Blonde ★★★½

By all accounts, with the one star or less reviews as the primary indicator, Dominik seemed to strike the right chord with his target audience. Most people, as they should, came to the show and hate what they saw. For transgressive art to exist, I think it’s important to parse through why they feel that way and look inside themselves before they question the merits of what’s on screen. Regardless of your relationship to the subject, it’s been made abundantly clear that Americas brightest blonde idol, and any idol for that matter, is someone you truly never knew, likely will never know, and any vision you have for them is just an internal projection, which creates a person that doesn’t even exist. 

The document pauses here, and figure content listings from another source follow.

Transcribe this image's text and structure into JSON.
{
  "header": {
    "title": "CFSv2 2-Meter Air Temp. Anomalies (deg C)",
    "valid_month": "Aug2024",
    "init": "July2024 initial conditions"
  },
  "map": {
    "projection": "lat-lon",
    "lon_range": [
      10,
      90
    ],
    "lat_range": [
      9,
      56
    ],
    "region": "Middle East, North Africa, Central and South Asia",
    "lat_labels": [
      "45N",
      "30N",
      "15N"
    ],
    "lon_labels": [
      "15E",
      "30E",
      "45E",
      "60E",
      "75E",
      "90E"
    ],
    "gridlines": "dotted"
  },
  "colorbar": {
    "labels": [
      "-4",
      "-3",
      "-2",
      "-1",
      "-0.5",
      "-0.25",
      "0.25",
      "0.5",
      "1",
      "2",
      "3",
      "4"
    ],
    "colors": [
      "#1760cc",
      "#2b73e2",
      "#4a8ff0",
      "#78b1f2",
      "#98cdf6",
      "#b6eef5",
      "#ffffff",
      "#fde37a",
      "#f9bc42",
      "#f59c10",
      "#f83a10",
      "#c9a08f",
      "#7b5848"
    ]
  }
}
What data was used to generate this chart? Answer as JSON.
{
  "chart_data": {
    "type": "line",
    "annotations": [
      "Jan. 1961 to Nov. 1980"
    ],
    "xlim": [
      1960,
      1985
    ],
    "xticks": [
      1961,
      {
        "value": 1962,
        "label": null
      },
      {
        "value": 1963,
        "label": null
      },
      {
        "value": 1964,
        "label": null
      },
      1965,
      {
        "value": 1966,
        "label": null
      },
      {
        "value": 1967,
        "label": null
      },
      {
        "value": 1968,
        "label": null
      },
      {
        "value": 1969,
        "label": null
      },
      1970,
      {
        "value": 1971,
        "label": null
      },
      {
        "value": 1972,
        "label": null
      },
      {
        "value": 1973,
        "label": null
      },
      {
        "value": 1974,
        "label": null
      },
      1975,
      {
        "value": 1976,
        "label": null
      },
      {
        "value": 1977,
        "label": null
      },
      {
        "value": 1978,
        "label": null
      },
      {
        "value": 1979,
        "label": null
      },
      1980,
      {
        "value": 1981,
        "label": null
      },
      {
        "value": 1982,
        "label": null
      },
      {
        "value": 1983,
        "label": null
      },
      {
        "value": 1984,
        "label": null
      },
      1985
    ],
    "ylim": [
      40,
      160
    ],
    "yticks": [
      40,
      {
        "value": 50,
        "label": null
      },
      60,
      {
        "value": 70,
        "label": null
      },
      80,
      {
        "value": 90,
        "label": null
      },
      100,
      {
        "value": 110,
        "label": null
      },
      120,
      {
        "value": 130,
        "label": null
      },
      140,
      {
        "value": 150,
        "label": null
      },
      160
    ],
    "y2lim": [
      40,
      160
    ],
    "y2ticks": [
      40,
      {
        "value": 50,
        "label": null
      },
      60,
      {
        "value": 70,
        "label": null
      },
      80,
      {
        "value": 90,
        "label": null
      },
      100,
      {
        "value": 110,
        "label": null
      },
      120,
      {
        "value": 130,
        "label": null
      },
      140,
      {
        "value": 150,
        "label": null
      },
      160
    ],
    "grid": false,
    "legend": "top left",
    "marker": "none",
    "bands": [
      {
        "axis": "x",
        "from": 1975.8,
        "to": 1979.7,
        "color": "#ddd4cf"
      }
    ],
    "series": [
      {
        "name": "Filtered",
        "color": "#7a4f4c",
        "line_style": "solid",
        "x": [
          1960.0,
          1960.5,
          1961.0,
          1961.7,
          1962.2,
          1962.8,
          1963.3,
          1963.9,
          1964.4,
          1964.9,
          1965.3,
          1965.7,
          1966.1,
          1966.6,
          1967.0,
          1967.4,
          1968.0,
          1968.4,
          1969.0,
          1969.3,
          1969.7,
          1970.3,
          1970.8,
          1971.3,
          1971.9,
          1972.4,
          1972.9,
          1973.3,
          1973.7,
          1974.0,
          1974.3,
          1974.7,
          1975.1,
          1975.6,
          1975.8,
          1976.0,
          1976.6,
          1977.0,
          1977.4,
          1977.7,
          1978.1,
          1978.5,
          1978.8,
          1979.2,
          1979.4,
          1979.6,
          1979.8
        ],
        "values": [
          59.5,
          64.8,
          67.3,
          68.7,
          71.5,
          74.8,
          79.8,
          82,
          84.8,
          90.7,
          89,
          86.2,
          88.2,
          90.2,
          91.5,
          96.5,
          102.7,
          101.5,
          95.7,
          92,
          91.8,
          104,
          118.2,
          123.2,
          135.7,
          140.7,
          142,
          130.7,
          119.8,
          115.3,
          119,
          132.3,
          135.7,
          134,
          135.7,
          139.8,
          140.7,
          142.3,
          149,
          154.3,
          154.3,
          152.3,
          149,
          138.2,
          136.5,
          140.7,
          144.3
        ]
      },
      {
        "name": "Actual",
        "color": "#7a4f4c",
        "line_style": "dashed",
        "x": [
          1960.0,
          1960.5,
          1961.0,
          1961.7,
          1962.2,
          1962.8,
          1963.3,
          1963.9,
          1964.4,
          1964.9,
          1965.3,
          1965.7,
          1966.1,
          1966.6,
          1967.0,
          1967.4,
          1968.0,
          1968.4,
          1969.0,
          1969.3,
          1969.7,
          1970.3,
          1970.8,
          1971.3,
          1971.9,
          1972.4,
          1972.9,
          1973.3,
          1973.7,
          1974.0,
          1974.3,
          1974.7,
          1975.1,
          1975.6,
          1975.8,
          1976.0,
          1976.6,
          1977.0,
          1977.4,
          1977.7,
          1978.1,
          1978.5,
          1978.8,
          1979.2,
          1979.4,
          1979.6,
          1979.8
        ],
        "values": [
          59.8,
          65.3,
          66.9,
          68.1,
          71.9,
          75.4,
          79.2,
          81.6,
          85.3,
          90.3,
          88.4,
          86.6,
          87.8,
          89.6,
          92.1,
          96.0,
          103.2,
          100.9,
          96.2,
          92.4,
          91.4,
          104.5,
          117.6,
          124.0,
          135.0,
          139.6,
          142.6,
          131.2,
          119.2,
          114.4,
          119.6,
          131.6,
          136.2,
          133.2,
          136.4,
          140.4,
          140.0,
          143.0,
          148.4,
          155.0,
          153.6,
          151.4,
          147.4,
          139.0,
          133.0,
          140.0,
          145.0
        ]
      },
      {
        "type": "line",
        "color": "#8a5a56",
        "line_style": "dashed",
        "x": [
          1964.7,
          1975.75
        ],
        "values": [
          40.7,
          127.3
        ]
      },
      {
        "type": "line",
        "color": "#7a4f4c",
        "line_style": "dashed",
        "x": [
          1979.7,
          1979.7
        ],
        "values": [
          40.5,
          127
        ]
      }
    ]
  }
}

Those fetishizing Norma’s star persona cry out “just let her die” and in the same breath promote her glorious past work and any other text that evokes the happiness and joy they hold dear. It’s no doubt Dominik goes to some silly and mentally probing lengths to portray the dark side of this star, but it’s important to remind the ill-ridden fandoms that they can’t just have it one way. As much as it’s led to believe Dominik is digging up Marilyn to poke at her dead body with a stick, he’s at least trying to do something a bit more provocative than Fire Walk With Me. Rather than spending a few seasons of television before seeing what you already know about Laura, fans who spent fractions of their lives around Marilyn will receive much more agitation. You’re made to think you can save her, but you can’t, and even if you could would they want that from you?

Blonde might not reach the heights of the discourse surrounding it, but it’s a bold try and nothing like it will exist if we keep turning away. I think this certainly could have been shorter, but being made to endure the dizziness and fragmentation while you sit in disgust and exhaustion also seems to very much be the point. Maybe years removed a revisit will do myself and many others well, but aside from it being less compelling than I hoped, do to those silly choices like stop signs and tanks aiming upwards, it’s stylistically incredible in many parts. The scene transitions are brilliant, the in an out of consciousness edited through different scenes are very well constructed, and the score is so well refined and well placed. 

Ultimately, the fate of Blonde is up to how you came and approached it. If somehow being in a state of constant confusion about your past trauma and future goals when deciding if a child’s life is your to bear is read as anti-abortion, then anything else can mold to the viewers projection as they sit and struggle with the illusions in life they’ve created through art.